The first time redshirt senior Chad Day hit a golf shot at N.C . State, the closest driving range was 10 minutes away on Capital Blvd., tee time availability was at the mercy of how busy other golf courses were and practicing at a location other than the University Club’s short game area or a local range was a virtually nonexistent possibility.
So forgive Day for being a little nostalgic when he looks back on his freshman year, which was all of five years ago. He is, after all, the elder statesmen of a team that mostly doesn’t realize how difficult it is to play collegiate golf without a home course.
“All those younger guys don’t know how good they have it,” Day, whose younger brother Wilson is also on the team, said. “A lot has changed. We even have a team van now. I remember we used to have our van with the bench seats, and we would cram all of our clubs in the back. A lot has changed, and the program is going in a good direction.”
For the final time as a collegiate competitor, Day will head out to Lonnie Poole Golf Course on Centennial Campus this weekend with the rest of his teammates.

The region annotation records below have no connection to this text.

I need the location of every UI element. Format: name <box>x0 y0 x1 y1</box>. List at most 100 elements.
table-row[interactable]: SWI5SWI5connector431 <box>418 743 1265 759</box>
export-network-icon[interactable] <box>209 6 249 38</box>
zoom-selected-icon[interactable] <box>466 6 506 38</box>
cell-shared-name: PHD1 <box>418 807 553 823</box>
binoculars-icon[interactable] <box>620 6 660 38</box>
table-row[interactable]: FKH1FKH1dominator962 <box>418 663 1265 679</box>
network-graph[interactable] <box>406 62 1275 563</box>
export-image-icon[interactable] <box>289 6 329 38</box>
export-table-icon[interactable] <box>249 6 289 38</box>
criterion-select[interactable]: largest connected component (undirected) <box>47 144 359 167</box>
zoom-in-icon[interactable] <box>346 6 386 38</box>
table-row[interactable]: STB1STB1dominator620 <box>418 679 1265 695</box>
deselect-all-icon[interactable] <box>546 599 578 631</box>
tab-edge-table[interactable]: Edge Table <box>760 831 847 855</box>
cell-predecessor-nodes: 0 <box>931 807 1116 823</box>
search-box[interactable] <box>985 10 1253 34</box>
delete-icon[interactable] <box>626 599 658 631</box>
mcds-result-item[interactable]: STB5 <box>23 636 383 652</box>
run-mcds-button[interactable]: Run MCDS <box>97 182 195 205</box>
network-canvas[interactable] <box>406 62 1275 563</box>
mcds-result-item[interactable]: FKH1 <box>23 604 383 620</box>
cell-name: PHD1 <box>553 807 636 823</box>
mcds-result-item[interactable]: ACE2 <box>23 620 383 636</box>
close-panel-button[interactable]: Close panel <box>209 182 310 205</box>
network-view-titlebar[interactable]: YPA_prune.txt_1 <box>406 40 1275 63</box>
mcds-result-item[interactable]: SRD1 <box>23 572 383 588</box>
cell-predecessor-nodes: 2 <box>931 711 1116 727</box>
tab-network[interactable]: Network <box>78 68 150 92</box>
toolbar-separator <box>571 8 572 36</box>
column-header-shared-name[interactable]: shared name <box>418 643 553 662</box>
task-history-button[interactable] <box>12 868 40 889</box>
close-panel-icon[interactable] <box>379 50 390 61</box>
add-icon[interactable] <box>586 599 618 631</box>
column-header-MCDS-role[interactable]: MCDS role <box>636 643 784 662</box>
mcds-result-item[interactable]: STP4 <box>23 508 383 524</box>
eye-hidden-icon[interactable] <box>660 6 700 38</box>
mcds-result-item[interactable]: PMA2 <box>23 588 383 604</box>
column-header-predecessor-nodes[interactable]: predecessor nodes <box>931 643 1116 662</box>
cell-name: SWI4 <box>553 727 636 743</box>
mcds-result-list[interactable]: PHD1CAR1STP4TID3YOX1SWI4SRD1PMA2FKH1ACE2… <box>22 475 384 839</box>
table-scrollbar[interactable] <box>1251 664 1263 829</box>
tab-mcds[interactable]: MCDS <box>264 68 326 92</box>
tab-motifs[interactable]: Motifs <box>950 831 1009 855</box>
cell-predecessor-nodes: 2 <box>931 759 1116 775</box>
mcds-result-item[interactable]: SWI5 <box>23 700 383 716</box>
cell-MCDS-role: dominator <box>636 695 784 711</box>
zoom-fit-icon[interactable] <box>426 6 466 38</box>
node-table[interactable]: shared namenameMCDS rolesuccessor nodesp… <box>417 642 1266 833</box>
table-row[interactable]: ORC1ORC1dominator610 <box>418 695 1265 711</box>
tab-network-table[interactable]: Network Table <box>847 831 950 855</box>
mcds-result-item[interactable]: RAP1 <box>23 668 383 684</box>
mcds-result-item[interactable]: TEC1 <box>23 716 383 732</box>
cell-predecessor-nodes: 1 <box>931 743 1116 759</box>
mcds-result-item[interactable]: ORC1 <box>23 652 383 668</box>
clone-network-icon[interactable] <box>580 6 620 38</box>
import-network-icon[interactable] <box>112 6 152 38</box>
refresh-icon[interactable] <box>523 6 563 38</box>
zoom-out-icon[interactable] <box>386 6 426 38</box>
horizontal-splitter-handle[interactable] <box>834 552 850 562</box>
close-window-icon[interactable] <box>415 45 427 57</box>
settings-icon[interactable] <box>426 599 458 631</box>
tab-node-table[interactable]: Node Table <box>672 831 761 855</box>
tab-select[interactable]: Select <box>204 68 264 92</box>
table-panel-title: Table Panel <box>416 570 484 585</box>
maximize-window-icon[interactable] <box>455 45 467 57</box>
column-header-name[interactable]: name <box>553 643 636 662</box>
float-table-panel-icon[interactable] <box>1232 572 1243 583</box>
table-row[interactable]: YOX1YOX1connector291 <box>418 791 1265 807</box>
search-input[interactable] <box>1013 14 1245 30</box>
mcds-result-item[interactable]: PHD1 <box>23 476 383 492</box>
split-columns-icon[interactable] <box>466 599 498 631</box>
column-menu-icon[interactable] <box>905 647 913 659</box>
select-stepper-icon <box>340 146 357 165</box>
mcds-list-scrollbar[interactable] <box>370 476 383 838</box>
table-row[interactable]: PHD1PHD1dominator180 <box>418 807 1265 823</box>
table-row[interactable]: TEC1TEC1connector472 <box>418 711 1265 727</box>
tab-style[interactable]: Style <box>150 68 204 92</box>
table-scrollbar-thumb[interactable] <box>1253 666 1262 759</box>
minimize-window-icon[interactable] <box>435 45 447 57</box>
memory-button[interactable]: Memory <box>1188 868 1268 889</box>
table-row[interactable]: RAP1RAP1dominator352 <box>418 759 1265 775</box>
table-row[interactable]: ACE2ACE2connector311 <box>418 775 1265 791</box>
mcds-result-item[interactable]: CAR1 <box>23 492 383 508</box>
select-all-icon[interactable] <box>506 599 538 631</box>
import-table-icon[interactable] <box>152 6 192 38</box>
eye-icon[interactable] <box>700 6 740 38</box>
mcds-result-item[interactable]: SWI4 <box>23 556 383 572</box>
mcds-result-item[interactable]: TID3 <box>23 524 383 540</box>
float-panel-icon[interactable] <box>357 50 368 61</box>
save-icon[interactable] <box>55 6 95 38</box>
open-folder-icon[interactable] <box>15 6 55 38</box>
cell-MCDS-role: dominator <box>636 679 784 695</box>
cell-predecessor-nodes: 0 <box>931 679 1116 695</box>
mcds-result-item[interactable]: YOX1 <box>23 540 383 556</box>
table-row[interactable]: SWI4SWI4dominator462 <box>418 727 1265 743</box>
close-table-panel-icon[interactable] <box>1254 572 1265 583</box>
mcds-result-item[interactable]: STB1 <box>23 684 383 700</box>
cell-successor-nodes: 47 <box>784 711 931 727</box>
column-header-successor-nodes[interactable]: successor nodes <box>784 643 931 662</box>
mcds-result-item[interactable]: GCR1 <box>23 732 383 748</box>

It’s the same course where he shot a 3-under 69 in the fall of 2010, playing as an individual, during State’s victory at the Wolfpack Intercollegiate. And it is also the same course Day has seen mature exponentially since its recent inception.
“I was talking about it with Coach (Richard Sykes), and the greens are as good as I have seen them since coming here. They are healthy. It’s not just the speed of them, but they don’t have the dead spots in them. That might be helped by the weather we have had this Spring, but the course has matured. The grass has grown in more and it looks like the course has more shape to it.”
Generally regarded as one of the most difficult courses in the area, Lonnie Poole offers plenty of opportunities to use local knowledge to your advantage. Day, a Raleigh native himself, said it is a particularly key factor on the approach shot.
“This course more than others has a lot of that local knowledge,” Day said. “It’s not as much about the breaks of the greens when you are putting on them, but more about where you are playing your shots off the tee. Like on No. 2, we all know that it is a long par-3 but if the pin is up front, you can take it off of the slope to the left.”
And even if you play collegiate golf in the area, Lonnie Poole is so different from others that experience around the Triangle isn’t necessarily going to help.
“On No. 3, we all know you have to add a club and a half for the third shot up the hill,” Day said. “Teams don’t realize that. We were watching UNC practice out here the other day right behind us, and I saw four of their players come up short and spin it all the way back down the hill.”
Of course, Day isn’t the only senior on the team – good friend and Smithfield native Mark McMillen also remembers what program conditions were like during his early days at State.
“It was just so much more convenient,” McMillen said. “Instead of having to drive 30 minutes to play golf, you could get out of the class and make it to the golf course in five minutes.”
Luckily for McMillen and his teammates, the campus course isn’t just an average track they can practice on; the continued maturation and difficulty level of Lonnie Poole continues to be talked about within the Raleigh golf community.
“The golf course is in the best shape I have seen it since I’ve been here,” McMillen , co-champion of this fall’s Bank of Tennessee Intercollegiate, said. “And I think the wind plays a big factor [in the course’s difficulty], because the wind tends to blow harder with the course being elevated. It’s one of the longer golf courses I have played, but if the wind is blowing, that’s when it makes the course ten times harder.”
McMillen , Day, and State will be battling Lonnie Poole this weekend along with the likes of East Carolina, Lamar, Louisville, UConn and many others. The team finished seventh in its host tournament this past fall and placed fourth at the Wolfpack Spring Open one year ago.